N. L : En général, combien de temps passes-tu sur un projet ?

M. W : Je pense que ça ne dépassera pas un mois, voire deux mois. Parfois, c'est même 10 jours : on me dit « voilà, on aimerait que le shooting soit à cette date ». Dans ce cas ça va beaucoup plus vite, on fait tout pour rentrer dans les clous et dans les délais. Mais, quand ce sont des marques un peu plus grosses, on peut contacter l'agence beaucoup plus en amont et organiser des rendez-vous (ce que l’on appelle des PPM4). Ce sont des grosses réunions qui permettent de parler tous ensemble de l’univers. D’ailleurs celles-ci durent des heures, ça prend 4 heures dans ta journée et tu ne peux rien faire à côté. Donc parfois, ça prend […]. Par exemple, j'étais sur une dernière campagne Princesse Tam-Tam (pour les fêtes) qui a duré un mois, en tout et pour tout. Mais j'ai eu pas mal de réunions en amont et ça s’est accéléré par la suite. Malgré tout, la préparation ne peut jamais se faire très tôt dans le processus de création. C’est-à-dire que je ne peux jamais avoir très tôt une liste détaillée, exhaustive et complète de ce que je dois faire et acheter étant donné que tout change tout le temps à la dernière minute.

N. L : Justement, le temps accordé à un projet (toutes catégories et secteurs confondus) a-t-il changé depuis le début de ta carrière ? Et si oui comment vis-tu ces changements ?
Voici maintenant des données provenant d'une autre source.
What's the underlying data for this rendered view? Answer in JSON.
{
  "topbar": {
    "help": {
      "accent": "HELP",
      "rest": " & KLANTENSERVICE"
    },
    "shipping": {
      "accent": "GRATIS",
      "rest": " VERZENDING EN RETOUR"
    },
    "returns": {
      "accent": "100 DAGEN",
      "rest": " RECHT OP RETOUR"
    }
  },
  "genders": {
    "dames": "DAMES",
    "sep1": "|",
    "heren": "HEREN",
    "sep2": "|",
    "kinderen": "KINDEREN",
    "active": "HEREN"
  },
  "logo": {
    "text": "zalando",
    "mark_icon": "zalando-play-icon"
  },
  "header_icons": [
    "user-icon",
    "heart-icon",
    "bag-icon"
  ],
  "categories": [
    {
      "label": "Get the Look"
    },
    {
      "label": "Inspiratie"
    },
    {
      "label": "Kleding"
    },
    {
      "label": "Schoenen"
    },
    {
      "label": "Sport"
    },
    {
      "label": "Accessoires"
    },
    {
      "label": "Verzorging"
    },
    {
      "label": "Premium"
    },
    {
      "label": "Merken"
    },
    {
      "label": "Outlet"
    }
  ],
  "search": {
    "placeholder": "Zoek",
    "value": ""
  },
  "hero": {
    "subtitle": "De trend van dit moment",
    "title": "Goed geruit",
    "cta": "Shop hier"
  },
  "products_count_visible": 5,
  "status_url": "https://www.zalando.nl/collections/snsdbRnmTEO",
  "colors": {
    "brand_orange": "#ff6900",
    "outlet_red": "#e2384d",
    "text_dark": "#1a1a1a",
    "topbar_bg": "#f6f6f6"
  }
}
M. W : Oui, ça a considérablement changé. Aussi, je pense que c’est parce j'ai changé un peu d’activité (même si ça reste dans le domaine de la création), et que je suis passée de salariée à indépendante. Tu es le seul maître de ton temps et de ta journée. Si tes journées ne sont pas remplies, ta rémunération sera moindre. Il faut aller chercher des projets, etc. Sur le temps consacré vraiment au projet — sur trois ans d’activité en tant qu’indépendante, si je ne me base que sur cette activité là — je pense qu’il s’est divisé par deux. Il me semble que ce sont les réseaux sociaux qui veulent ça : il y a beaucoup plus de projets qui doivent être exécutés beaucoup plus vite. Ce n’est pas facile à suivre. Dire « non » à un projet c’est une démarche, parce que possiblement on va trouver quelqu'un d’autre, et possiblement il va mieux travailler avec cette personne, donc tu perds un client. Mais tu as aussi besoin de pauses dans ton métier, tu ne peux pas enchaîner tout le temps. C’est un métier très stressant, où on te met beaucoup de poids sur les épaules parce qu'il y a beaucoup d’argent en jeu. Il y a beaucoup d’argent investi dans les images — étant donné que nous sommes dans un monde d’images — donc on mise beaucoup dessus (même si nous ne sommes pas en train de sauver le monde, loin de là). Pour le coup, il faut parfois « dealer » avec ces valeurs et arriver à prendre du recul. Tu as envie d'être minutieuse et de temps en temps tu as envie de lâcher prise. Des fois, cette tension se fait ressentir et donne le sentiment que le temps est très pressant : que tout est très pressé tout le temps. Je pense qu'il y a une diminution du temps qui est ressentie, mais aussi un poids beaucoup plus important qui est mis sur les décors (parce qu’il faut que tout soit « Instagramable », « Tiktokable » et que tout donne envie). On communique énormément sur les plates-formes digitales : les sites Internet, les réseaux sociaux, etc. Donc oui, il y a une pression qui compresse un peu le temps d’attente et les gens sont de moins en moins patients (moi la première). En rentrant dans ce système, tu te rends compte que ça va tellement vite. Tu produis tellement d'images, tu recherches sans cesse de nouveaux univers, que tout te lasse assez vite. Tu as l’impression d’avoir déjà vu beaucoup de choses. Et, il faut que tout aille vite quand tu cherches une image, une épingle sur Pinterest ou des piges dans des magazines. Je remarque que tout ce système est de moins en moins patient.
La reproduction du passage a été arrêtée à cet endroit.